Wednesday, November 2, 2011

Module 14 - Gothic!: Ten Original Dark Tales

Summary: This book is a compilation of ten gothic(ish) stories, selected by editor Deborah Noyes. They range from the classically gothic ("Lungewater," by Joan Aiken) to the tongue-in-cheek ("Forgotten Brides of the Faceless Slaves in the Nameless House of the Night of Dread Desire," by Neil Gaiman). The topics range from lost love to ghostly hauntings to tyrannical fathers to vampires to animal transformations.




D. Noyes (Ed.), (2004). Gothic!: Ten original dark tales Cambridge, Mass.: Candlewick Press.


My Impressions: As with any compilation, some stories are better than others. The opening story, "Lungewater," is the most quintessentially gothic piece, with a brooding hero, miscommunication, the metonymy of mood (dark, foggy weather, anyone?), and a hard to reach estate. However, it is a bit confusing, and while I understand why Noyes opened with the story, I think there were probably stronger options. "The Prank," by Gregory Maguire, is a modern take on the genre, told from the perspective of a young girl sent to stay with her great-aunt after committing a hate crime. She finds that her aunt has a good reason for wanting the girl to stay out of the attic. The horror and disgust the reader feels at the revelation of the secret is powerful. "Stone Tower," by Janni Lee Simner, is the story that will appeal most to teenaged girls. The story involves a tyrannical father who disapproves of the protagonist's boyfriend and turns him into a bird. The girl becomes a "good girl," hearing her father's voice direct her in everything she does. True love wins out in the end, and the lovers are reunited. Overall, this book will appeal to those in high school who lean a bit to the dark side.




Reviews:


"The slightly generic cover design and forthrightly generic title of this collection may lead many readers to expect shrieking heroines, dreary castles, lurking vampires, and other tropes of the gothic tradition. They wouldn’t be wrong, but they wouldn’t be exactly right, either. Sure, many of these original tales, by the likes of Joan Aiken, Neil Gaiman, Gregory Maguire, and Vivian Vande Velde,
ape the vocabulary of the genre ('necromancer,' 'escritoire') and play with its abundant clichés (a house has as many 'curses as it has spiders and silverfish'). But the maidens in peril still have to do
their homework; twisted events are as likely to transpire in American suburbs as in dreary castles (in M. T. Anderson’s exceptional 'The Dead Watch,' shapeshifting witches eat Triscuits and use ATMs); vampires whine about the garlic in the spaghetti sauce and then attack their babysitters. Ideal for high-school literature classes studying Shelley or Stoker (Gaiman’s smirking contribution, which toys with genre definitions, would work particularly well in the classroom), this collection also provides an excellent opportunity to introduce fans of Koontz, Rice, and King to some of the most imaginative exponents of YA dark fantasy." -- Booklist

Mattson, J. (2004). Gothic!: Ten Original Dark Tales (Book). Booklist, 101(4), 404. 
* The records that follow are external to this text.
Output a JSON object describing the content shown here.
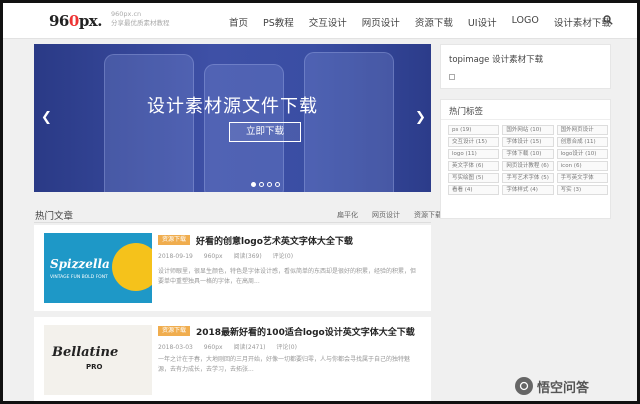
{
  "header": {
    "logo": {
      "main": "96",
      "dot": "0",
      "tail": "px."
    },
    "sub_line1": "960px.cn",
    "sub_line2": "分享最优质素材教程",
    "nav": [
      "首页",
      "PS教程",
      "交互设计",
      "网页设计",
      "资源下载",
      "UI设计",
      "LOGO",
      "设计素材下载"
    ],
    "search_icon": "search-icon"
  },
  "banner": {
    "title": "设计素材源文件下载",
    "button": "立即下载",
    "prev_icon": "chevron-left-icon",
    "next_icon": "chevron-right-icon",
    "dots": [
      true,
      false,
      false,
      false
    ],
    "colors": {
      "from": "#2a3a86",
      "to": "#3e50a6"
    }
  },
  "hot": {
    "title": "热门文章",
    "tags": [
      "扁平化",
      "网页设计",
      "资源下载"
    ]
  },
  "articles": [
    {
      "badge": "资源下载",
      "title": "好看的创意logo艺术英文字体大全下载",
      "date": "2018-09-19",
      "author": "960px",
      "views": "阅读(369)",
      "comments": "评论(0)",
      "excerpt": "设计师眼里，很显生颜色，特色是字体设计感，看似简单的东西却是很好的积累，经验的积累，但要单中重塑独具一格的字体，在高周...",
      "thumb_text1": "Spizzella",
      "thumb_text2": "VINTAGE FUN BOLD FONT"
    },
    {
      "badge": "资源下载",
      "title": "2018最新好看的100适合logo设计英文字体大全下载",
      "date": "2018-03-03",
      "author": "960px",
      "views": "阅读(2471)",
      "comments": "评论(0)",
      "excerpt": "一年之计在于春，大地刚回的三月开始，好像一切都要归零，人与你都会寻找属于自己的独特魅源，去有力成长，去学习，去拓张...",
      "thumb_text1": "Bellatine",
      "thumb_text2": "PRO"
    }
  ],
  "sidebar": {
    "box1_title": "topimage 设计素材下载",
    "box2_title": "热门标签",
    "tags": [
      "ps (19)",
      "国外网站 (10)",
      "国外网页设计",
      "交互设计 (15)",
      "字体设计 (15)",
      "创意合成 (11)",
      "logo (11)",
      "字体下载 (10)",
      "logo设计 (10)",
      "英文字体 (6)",
      "网页设计教程 (6)",
      "icon (6)",
      "写实绘图 (5)",
      "手写艺术字体 (5)",
      "手写英文字体",
      "看看 (4)",
      "字体样式 (4)",
      "写实 (3)"
    ]
  },
  "watermark": {
    "text": "悟空问答"
  }
}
"These ten terrific tales are guaranteed to raise the hairs on your neck — and just possibly a scream in your throat. The well-balanced collection ranges in tone from dark humor to eerie mystery to true terror....Gothic, by definition, 'insists on the burden of the past,' writes Noyes in her introduction, and many protagonists here must pay for their own crimes—or even the crimes of others—with often-tragic results. Intrepid readers will relish the delicious shivers—but may want to keep the lights on." -- Horn Book

Adams, L. (2004). Gothic!: Ten Original Dark Tales. Horn Book Magazine, 80(6), 714-715. 

Uses in the Library: A companion lesson to Gothic literature, such as Frankenstein, or in a Halloween book talk.